DE KHANDHA’S ALS ‘PROCESSEN’

Vraag:

❛ In een vorig artikel over geboorte heb je het over khandha’s als ‘processen’. Uit de omschrijving die Ajahn Chah geeft (cfr. Glossarium onder Khandha’s) is dit minder duidelijk. Hij heeft het eerder over het (onjuiste) proces hoe we als levend wezen (mens) omgaan met de khandha’s. Kan je iets meer vertellen over de processen zelf?

Verder voelt het begrip ‘yangsi’ (wedergeboorte) minder als een loutere toevalligheid, maar als een bewuste keuze.

Antwoord:

De essentie van de buddhasasana is te vinden in de twee eerste voordrachten die de Boeddha hield voor de Vijf Gezellen in het Hertenkamp in Sarnath, namelijk de Dhammacakkappavatana Sutta (De voordracht van het in gang zetten van het wiel van Dhamma) en de Anattalakkhana Sutta (De voordracht van het kenmerk van zelfloosheid). En in de laatste voordracht van de Boeddha, namelijk de Mahaparinibbana Sutta (De grote voordracht van het parinibbana). Ik durf zelfs beweren dat wat in deze sutta’s niet vermeld wordt, niet tot de essentie behoort van de Leer.

In de Anattalakkhana Sutta omschrijft de Boeddha het karakter van de khandha’s als volgt:

❛ Monniken, fysieke vorm (lichaam — P. rupa) is zonder zelf. Als fysieke vorm zelf zou zijn, zou men geen last ondervinden van fysieke vorm. Dan zou het volgende mogelijk zijn met fysieke vorm: ‘Laat mijn fysieke vorm zó zijn, óf laat mijn fysieke vorm niet zó zijn.’ Juist omdat fysieke vorm zelfloos is, Monniken, ondervindt men last van fysieke vorm, en daarom is het volgende niet mogelijk met fysieke vorm: ‘Laat mijn fysieke vorm zó zijn, óf laat mijn fysieke vorm niet zó zijn’. Hetzelfde geldt voor gevoelens en gewaarwordingen (P. vedana); voor percepties (P. sanna); voor sankhara’s en voor bewustzijn (P. vinnana).

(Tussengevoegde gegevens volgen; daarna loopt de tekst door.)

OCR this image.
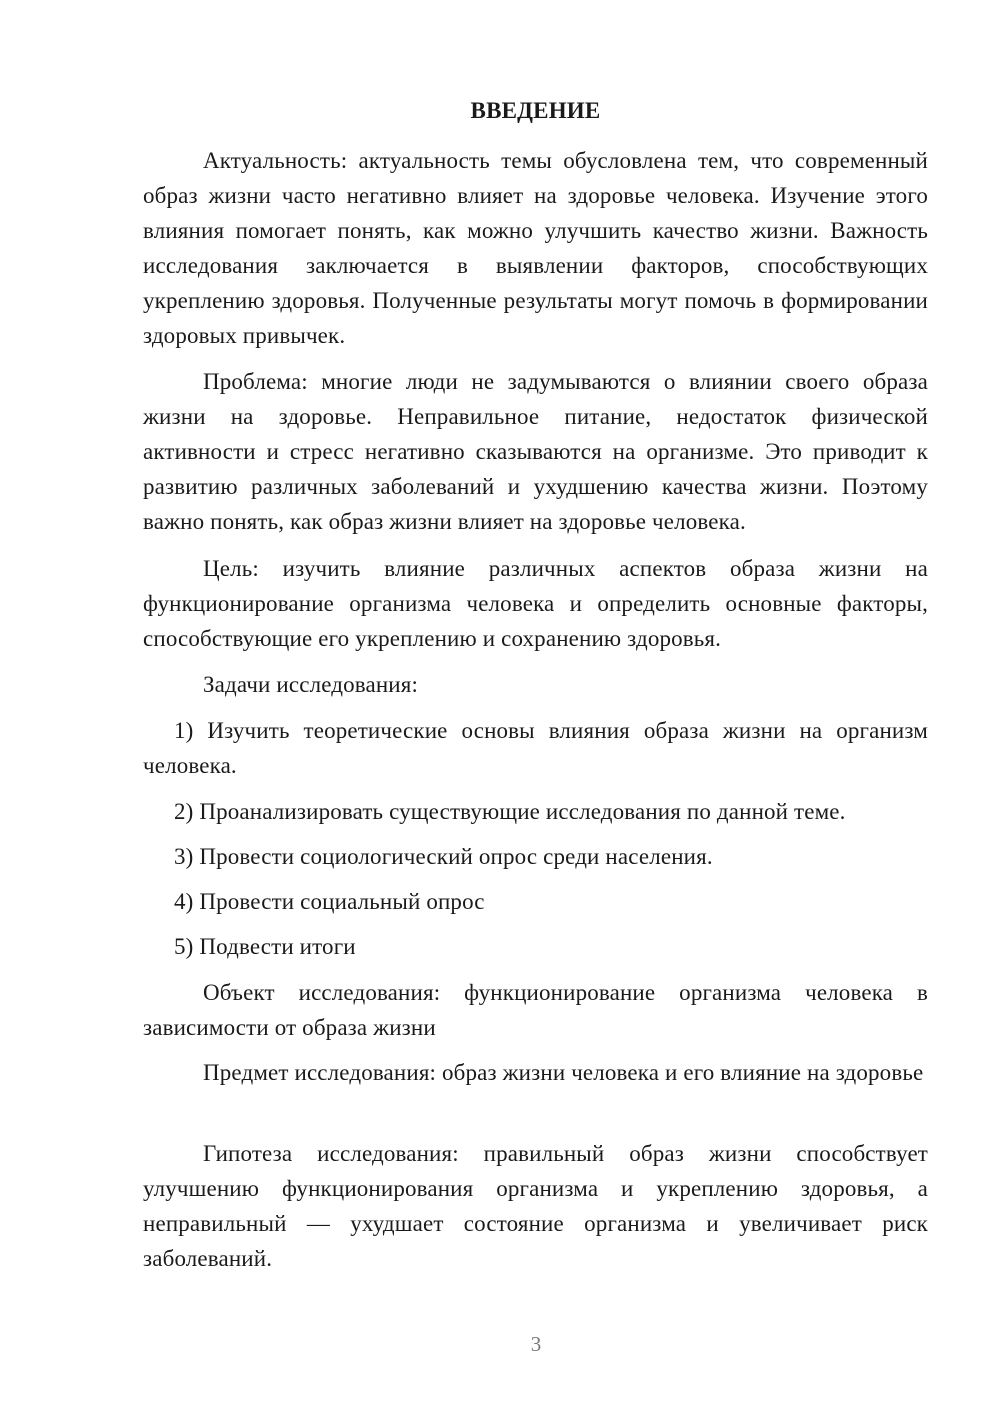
ВВЕДЕНИЕ

Актуальность: актуальность темы обусловлена тем, что современный образ жизни часто негативно влияет на здоровье человека. Изучение этого влияния помогает понять, как можно улучшить качество жизни. Важность исследования заключается в выявлении факторов, способствующих укреплению здоровья. Полученные результаты могут помочь в формировании здоровых привычек.

Проблема: многие люди не задумываются о влиянии своего образа жизни на здоровье. Неправильное питание, недостаток физической активности и стресс негативно сказываются на организме. Это приводит к развитию различных заболеваний и ухудшению качества жизни. Поэтому важно понять, как образ жизни влияет на здоровье человека.

Цель: изучить влияние различных аспектов образа жизни на функционирование организма человека и определить основные факторы, способствующие его укреплению и сохранению здоровья.

Задачи исследования:

1) Изучить теоретические основы влияния образа жизни на организм человека.

2) Проанализировать существующие исследования по данной теме.

3) Провести социологический опрос среди населения.

4) Провести социальный опрос

5) Подвести итоги

Объект исследования: функционирование организма человека в зависимости от образа жизни

Предмет исследования: образ жизни человека и его влияние на здоровье

Гипотеза исследования: правильный образ жизни способствует улучшению функционирования организма и укреплению здоровья, а неправильный — ухудшает состояние организма и увеличивает риск заболеваний.

3
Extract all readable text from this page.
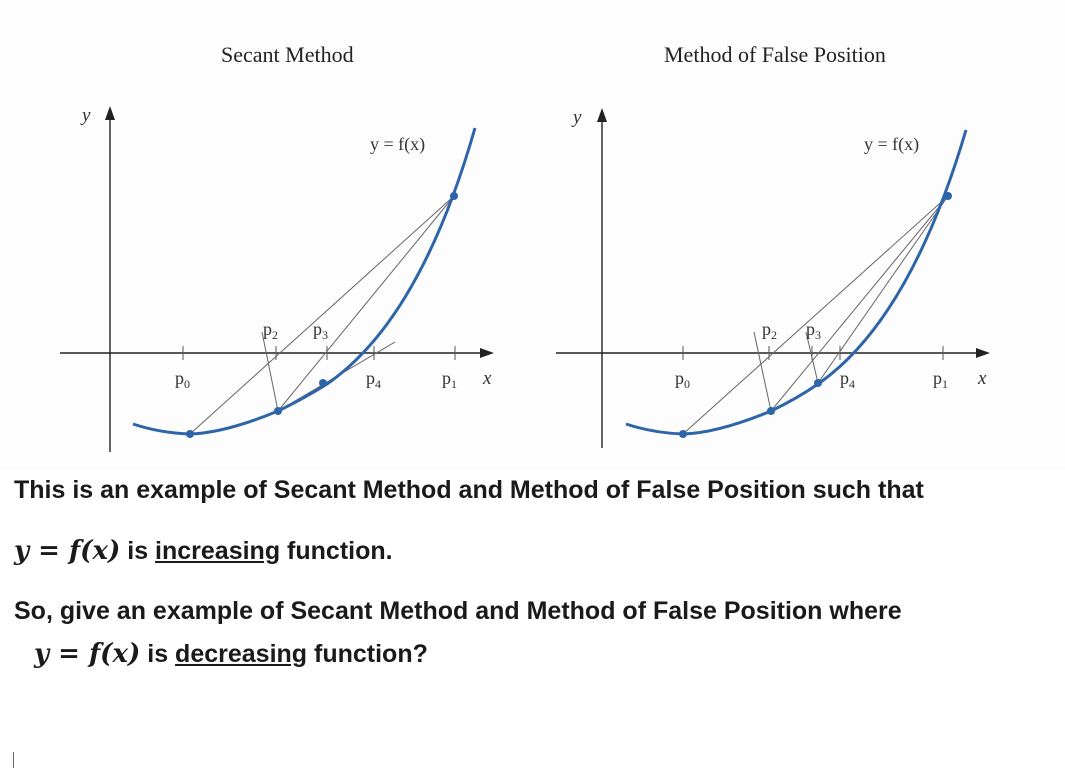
Secant Method	Method of False Position
y
x
y = f(x)
$p_0$	$p_1$
$p_2$ $p_3$
$p_4$
y
x
y = f(x)
$p_0$	$p_1$
$p_2$ $p_3$
$p_4$
This is an example of Secant Method and Method of False Position such that
y = f(x) is increasing function.
So, give an example of Secant Method and Method of False Position where
y = f(x) is decreasing function?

En wat de aard zelf betreft van deze processen stelt de Boeddha de volgende vraag aan de monniken:

❛ Wat denken jullie, Monniken ? Is fysieke vorm constant of veranderlijk ?’ ‘Veranderlijk, Eerwaarde’. ‘En wat veranderlijk is, is dat onbevredigend of bevredigend ?’ ‘Onbevredigend, Eerwaarde’. ‘En wat veranderlijk, onbevredigend en aan verandering onderhevig is, is het passend om dat als volgt te beschouwen: ‘Dit is van mij, dit ben ik, dit is mijn zelf ?’ ‘Nee, Eerwaarde’. Hetzelfde geldt voor gevoelens en gewaarwordingen (P. vedana); voor percepties (P. sanna); voor sankhara’s en voor bewustzijn (P. vinnana).

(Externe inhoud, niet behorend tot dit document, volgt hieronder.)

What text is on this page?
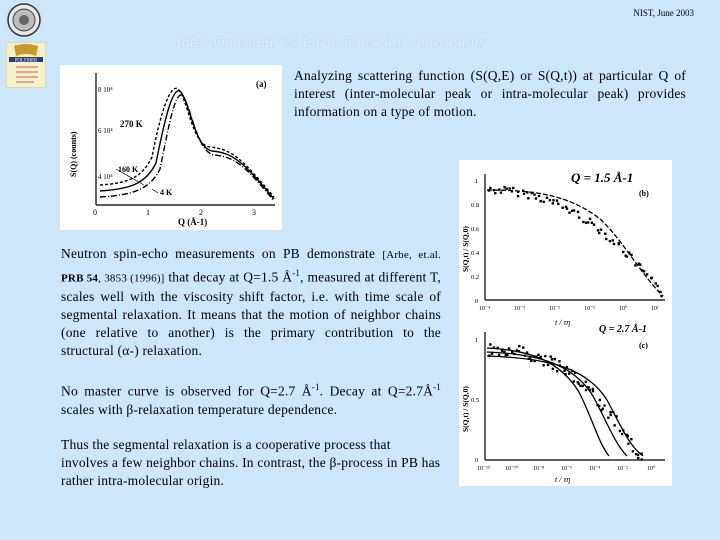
NIST, June 2003
POLYMER
Inter-molecular vs Intra-molecular relaxations
Analyzing scattering function (S(Q,E) or S(Q,t)) at particular Q of interest (inter-molecular peak or intra-molecular peak) provides information on a type of motion.
S(Q) (counts)
8 10⁴
6 10⁴
4 10⁴
0	1	2	3
Q (Å-1)
(a)
270 K
160 K
4 K
Neutron spin-echo measurements on PB demonstrate [Arbe, et.al. PRB 54, 3853 (1996)] that decay at Q=1.5 $Å^{-1}$, measured at different T, scales well with the viscosity shift factor, i.e. with time scale of segmental relaxation. It means that the motion of neighbor chains (one relative to another) is the primary contribution to the structural (α-) relaxation.
No master curve is observed for Q=2.7 $Å^{-1}$. Decay at $Q=2.7Å^{-1}$ scales with β-relaxation temperature dependence.
Thus the segmental relaxation is a cooperative process that involves a few neighbor chains. In contrast, the β-process in PB has rather intra-molecular origin.
S(Q,t) / S(Q,0)
1
0.8
0.6
0.4
0.2
0
10⁻⁴	10⁻³	10⁻²	10⁻¹	10⁰	10¹
t / τη
Q = 1.5 Å-1
(b)
S(Q,t) / S(Q,0)
1
0.5
0
10⁻¹²	10⁻¹⁰ 10⁻⁸	10⁻⁶	10⁻⁴	10⁻²	10⁰
t / τη
Q = 2.7 Å-1
(c)
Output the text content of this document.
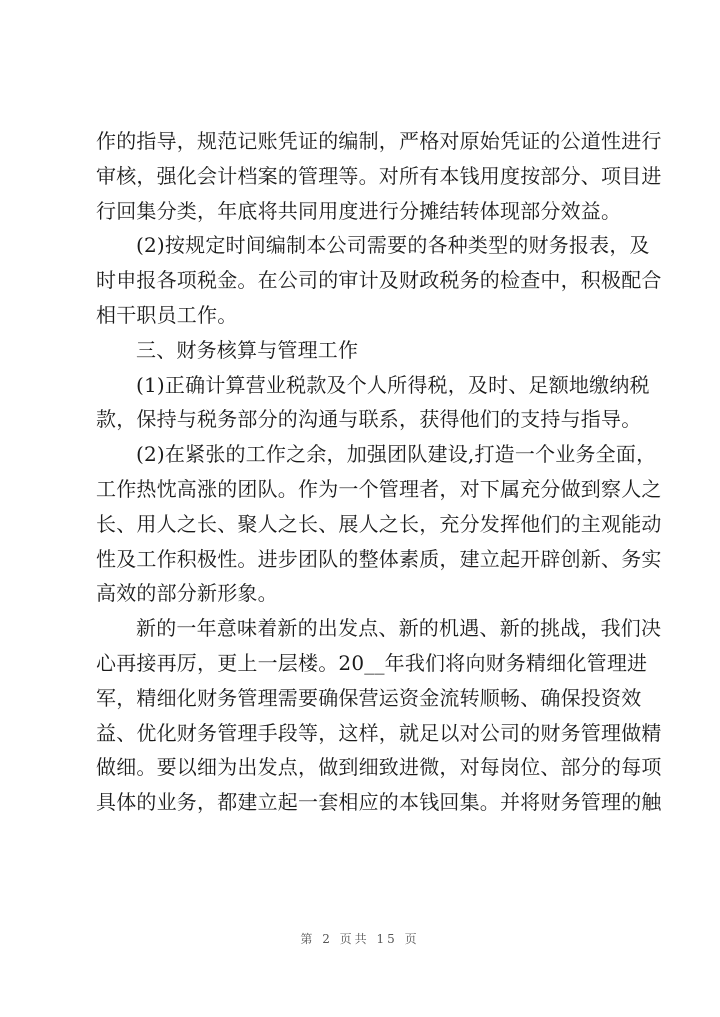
作的指导，规范记账凭证的编制，严格对原始凭证的公道性进行
审核，强化会计档案的管理等。对所有本钱用度按部分、项目进
行回集分类，年底将共同用度进行分摊结转体现部分效益。
(2)按规定时间编制本公司需要的各种类型的财务报表，及
时申报各项税金。在公司的审计及财政税务的检查中，积极配合
相干职员工作。
三、财务核算与管理工作
(1)正确计算营业税款及个人所得税，及时、足额地缴纳税
款，保持与税务部分的沟通与联系，获得他们的支持与指导。
(2)在紧张的工作之余，加强团队建设,打造一个业务全面，
工作热忱高涨的团队。作为一个管理者，对下属充分做到察人之
长、用人之长、聚人之长、展人之长，充分发挥他们的主观能动
性及工作积极性。进步团队的整体素质，建立起开辟创新、务实
高效的部分新形象。
新的一年意味着新的出发点、新的机遇、新的挑战，我们决
心再接再厉，更上一层楼。20__年我们将向财务精细化管理进
军，精细化财务管理需要确保营运资金流转顺畅、确保投资效
益、优化财务管理手段等，这样，就足以对公司的财务管理做精
做细。要以细为出发点，做到细致进微，对每岗位、部分的每项
具体的业务，都建立起一套相应的本钱回集。并将财务管理的触
第 2 页共 15 页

Conclusie: de khandha’s zijn veranderlijk, onbevredigend en zelfloos. Dat is de werkelijke aard van deze processen. En daarom moeten ze ook zo beschouwd worden.

De Boeddha:

❛ Daarom, Monniken, aangaande wat voor fysieke vorm…, gevoelens en gewaar-wordingen…, percepties…, sankhara’s…, en bewustzijn… dan ook: in het verleden, de toekomst of het heden, inwendig of uitwendig, grof of fijn, inferieur of superieur, ver weg of dichtbij: álle fysieke vormen…, gevoelens en gewaarwordingen…, percepties…, sankhara’s…, en bewustzijn… dienen met juist inzicht, overeenkomstig de waarheid, als volgt te worden beschouwd: ‘Dit is niet van mij, dit ben ik niet, dit is niet mijn zelf’.

De Boeddha geeft ook het resultaat van dit inzicht:

❛ Een goed onderwezen edele discipel, die dit alles met juist inzicht beschouwt: baalt van fysieke vorm; baalt van gevoelens; baalt van percepties; baalt van sankharas; baalt van bewustzijn. Doordat hij ervan baalt, wordt hij passieloos; Doordat hij passieloos is, wordt [zijn geest] bevrijd. Doordat zijn geest bevrijd is, is er de kennis dat zijn geest bevrijd is. En de goed onderwezen edele discipel beseft: ‘Geboorte is ten einde, het spirituele leven is geleefd, wat gedaan moest worden is gedaan, er is geen verdere toestand van bestaan’.

Het begrip ‘yangsi’ uit het Tibetaanse boeddhisme is een interpretatie van wedergeboorte die geen grond vindt in de sutta’s van de Pali-canon.